Não existem estatísticas sobre a taxa de divórcios diretamente relacionados com a questão da água, mas a realidade sugere que a situação tem provocado tensões em dezenas de famílias na região de Machaze, com apelos das autoridades para se aumentarem fontes de água e se reduzirem as distâncias até ao precioso líquido.

O abastecimento de água potável só chega a cerca de 36,6% da população do distrito de Machaze (130,528 habitantes), segundo dados do Programa Nacional de Abastecimento de Água e Saneamento Rural (Pronasar).

Ao todo existem 85 pequenos furos de água na localidade de Mavissanga, que abastecem 30.444 habitantes, mas não se conseguem parar as longas filas.
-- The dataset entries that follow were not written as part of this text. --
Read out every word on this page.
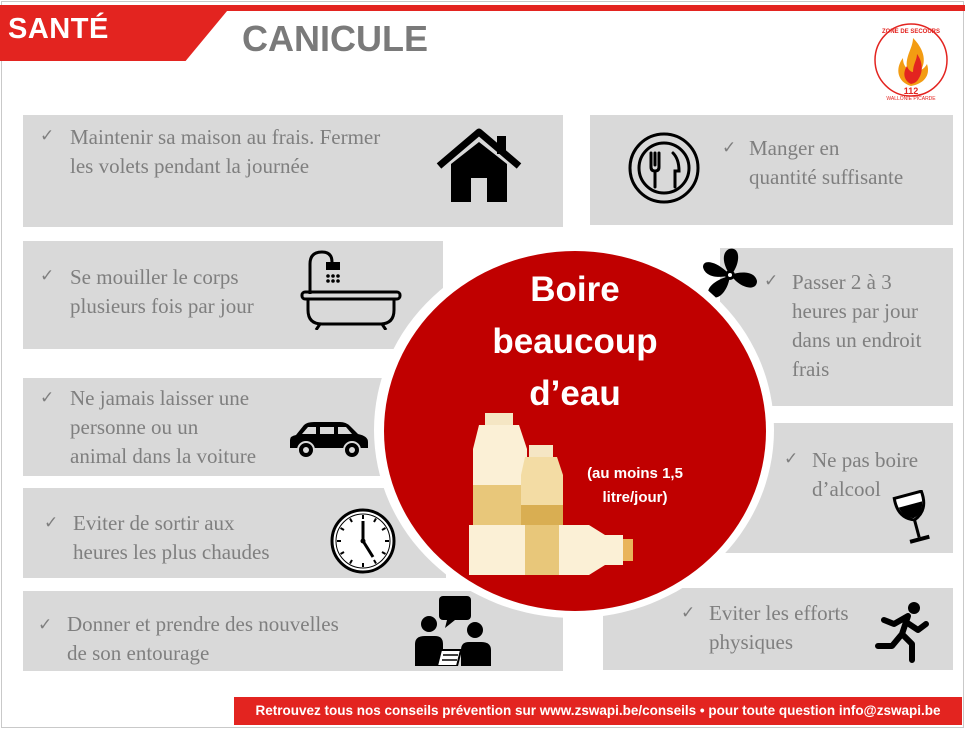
SANTÉ	CANICULE
112
ZONE DE SECOURS
WALLONIE PICARDE
✓ Maintenir sa maison au frais. Fermer
les volets pendant la journée
✓ Se mouiller le corps
plusieurs fois par jour
✓ Ne jamais laisser une
personne ou un
animal dans la voiture
✓ Eviter de sortir aux
heures les plus chaudes
✓ Donner et prendre des nouvelles
de son entourage
✓ Manger en
quantité suffisante
✓ Passer 2 à 3
heures par jour
dans un endroit
frais
✓ Ne pas boire
d’alcool
✓ Eviter les efforts
physiques
Boire
beaucoup
d’eau
(au moins 1,5
litre/jour)
Retrouvez tous nos conseils prévention sur www.zswapi.be/conseils • pour toute question info@zswapi.be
Várias mulheres, de aldeias distantes, preferem agora pedalar em grupos para buscar água e reduzir as desconfianças que os atrasos causam nas suas relações conjugais.

Outros grupos, que incluem mulheres mais jovens, são acompanhados por uma matrona, que geralmente pedala sem nenhuma carga na bicicleta, para garantir que ninguém se desvie do propósito da deslocação.

"Quando saímos em grupo ajuda, para não sermos assaltadas, mas também os nossos maridos ficam com segurança de que não vamos brincar [traição] no fontanário", explica Fina Muchapana, que segue numa frota de quase 30 mulheres pedalando.

Filomena Maio, que teve o casamento rompido devido a demoras nas viagens de busca de água, descreve à Lusa que agora sobrevive vendendo em Chitobe, a sede distrital, adiantando que divide os ganhos para sustentar três filhos da união e pagar as suas despesas de saúde e educação.

O administrador distrital, Gabriel Machate, refere que o número de pessoas cobertas por furos e pequenos sistemas de abastecimento de água tem vindo a crescer.

"Temos reduzido muito as distâncias que a população percorria para encontrar um fontanário, com a abertura de mais furos e construção de pequenos sistemas de abastecimento de água", assegura, dando o exemplo de Bassene, onde a população já não precisa percorrer 30 quilómetros porque já tem furo e gradualmente o Governo está a investir.

Mas, entretanto, para muitas mulheres o dia-a-dia ainda é feito em cima de uma bicicleta.